In the contemporary sporting world, few would doubt that India is the new cricketing superpower. It is more often than not that Indians lead, the others follow. Without exaggeration, Indian cricket is a mirror in which nations, communities, men and women now see themselves. That reflection is sometimes bright, sometimes dark, sometimes distorted, sometimes magnified. Cricket for a billion plus Indians is a source of mass exhilaration and depression, security and insecurity, pride and humiliation, bonding and alienation. In fact, for many in India, cricket has replaced religion as a source of emotional strength and spiritual passion and, since it is among the earliest of memorable childhood experiences, it infiltrates memory, shapes enthusiasms and serves fantasies.
India's position as the new nerve centre of world cricket, completing what I call the ‘decolonisation of Indian cricket’, has been strengthened in recent times thanks to the impact of the IPL on world cricket. The first edition of the IPL, played to packed houses for forty-four days between 18 April and 1 June 2008, was a resounding success by all yardsticks.

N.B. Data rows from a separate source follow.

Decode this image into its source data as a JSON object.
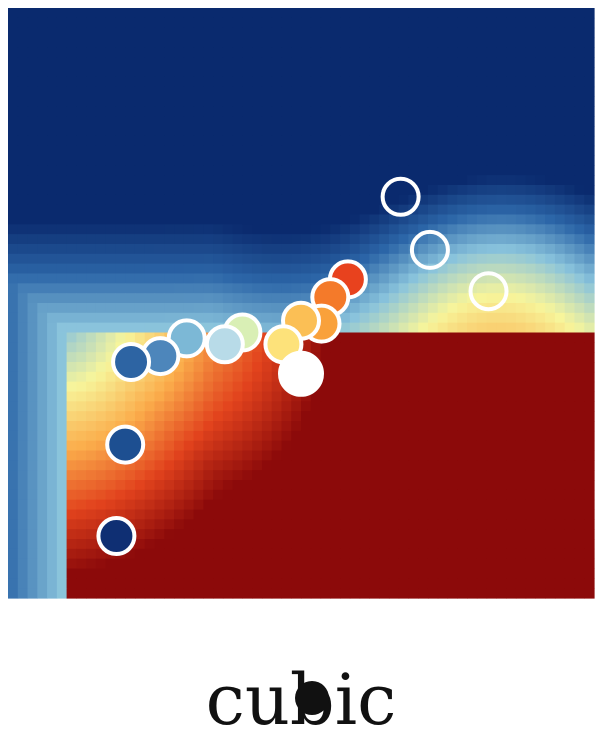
{
  "chart_data": {
    "type": "heatmap",
    "title": "cubic",
    "xlabel": "",
    "ylabel": "",
    "xlim": [
      0,
      10
    ],
    "ylim": [
      0,
      10
    ],
    "colormap": [
      "#0a2a6e",
      "#2c66a8",
      "#89c3dc",
      "#f7f59b",
      "#fbad4b",
      "#e2431d",
      "#8c0a0a"
    ],
    "points": [
      {
        "x": 6.7,
        "y": 6.8,
        "fill": null
      },
      {
        "x": 7.2,
        "y": 5.9,
        "fill": null
      },
      {
        "x": 8.2,
        "y": 5.2,
        "fill": null
      },
      {
        "x": 5.8,
        "y": 5.4,
        "fill": "#e8421e"
      },
      {
        "x": 5.5,
        "y": 5.1,
        "fill": "#f47a2a"
      },
      {
        "x": 5.35,
        "y": 4.65,
        "fill": "#f9a13b"
      },
      {
        "x": 5.0,
        "y": 4.7,
        "fill": "#fbbf55"
      },
      {
        "x": 4.7,
        "y": 4.3,
        "fill": "#fde27a"
      },
      {
        "x": 4.0,
        "y": 4.5,
        "fill": "#d9efb5"
      },
      {
        "x": 3.7,
        "y": 4.3,
        "fill": "#b8dbe8"
      },
      {
        "x": 3.05,
        "y": 4.4,
        "fill": "#7cb8d6"
      },
      {
        "x": 2.6,
        "y": 4.1,
        "fill": "#4d86bb"
      },
      {
        "x": 2.1,
        "y": 4.0,
        "fill": "#2d64a3"
      },
      {
        "x": 2.0,
        "y": 2.6,
        "fill": "#1d4f91"
      },
      {
        "x": 1.85,
        "y": 1.05,
        "fill": "#0f2f73"
      }
    ],
    "query_point": {
      "x": 5.0,
      "y": 3.8,
      "fill": "#ffffff"
    }
  }
}
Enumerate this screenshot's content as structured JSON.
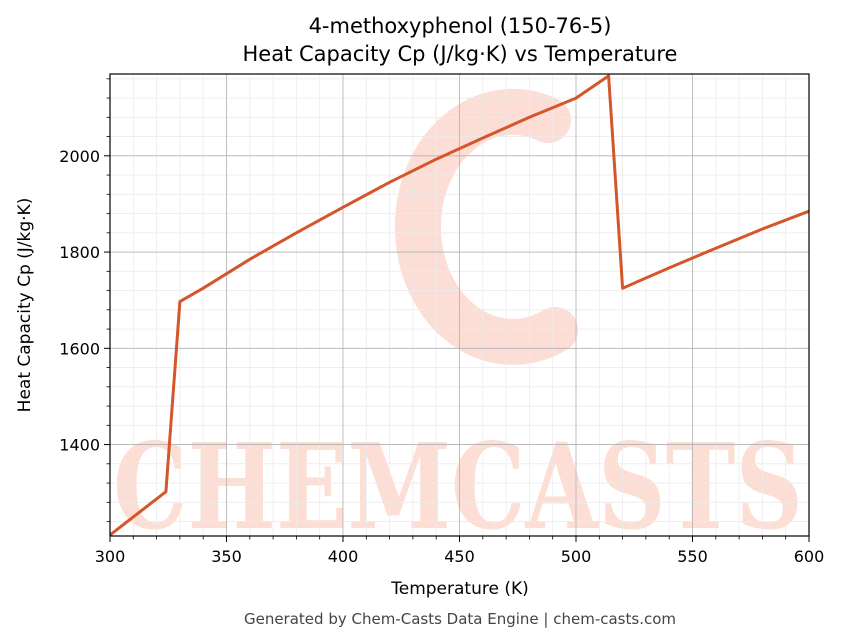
{
  "chart_data": {
    "type": "line",
    "title": "4-methoxyphenol (150-76-5)",
    "subtitle": "Heat Capacity Cp (J/kg·K) vs Temperature",
    "xlabel": "Temperature (K)",
    "ylabel": "Heat Capacity Cp (J/kg·K)",
    "xlim": [
      300,
      600
    ],
    "ylim": [
      1210,
      2170
    ],
    "x_ticks": [
      300,
      350,
      400,
      450,
      500,
      550,
      600
    ],
    "y_ticks": [
      1400,
      1600,
      1800,
      2000
    ],
    "grid": true,
    "series": [
      {
        "color": "#d4562b",
        "x": [
          300,
          324,
          330,
          340,
          360,
          380,
          400,
          420,
          440,
          460,
          480,
          500,
          514,
          520,
          540,
          560,
          580,
          600
        ],
        "y": [
          1212,
          1302,
          1697,
          1725,
          1785,
          1840,
          1893,
          1945,
          1993,
          2037,
          2080,
          2120,
          2166,
          1725,
          1767,
          1808,
          1848,
          1885
        ]
      }
    ]
  },
  "watermark": {
    "text": "CHEMCASTS",
    "color": "#fcd3c8"
  },
  "footer": "Generated by Chem-Casts Data Engine | chem-casts.com"
}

So much so that there was talk of a withdrawal syndrome among cricket fans once the spectacle was over. In most metropolitan cities across India, as also in many cities across the world with large Indian diasporas, religiously watching IPL action had become a must in April and May 2008.
As the clock struck 8 p.m. Indian time, it was IPL time. It was a passion that was seductively intense and one that cut across age and gender. Spread over forty-four days, the tournament was full of manic moments of drama, spectacle, ecstasy and agony. At the cost of giving favourite soaps and serials a miss, entire Indian families were converted to the heady mix of cricket and entertainment on offer, a package unprecedented and one that transformed the face of Indian and world cricket.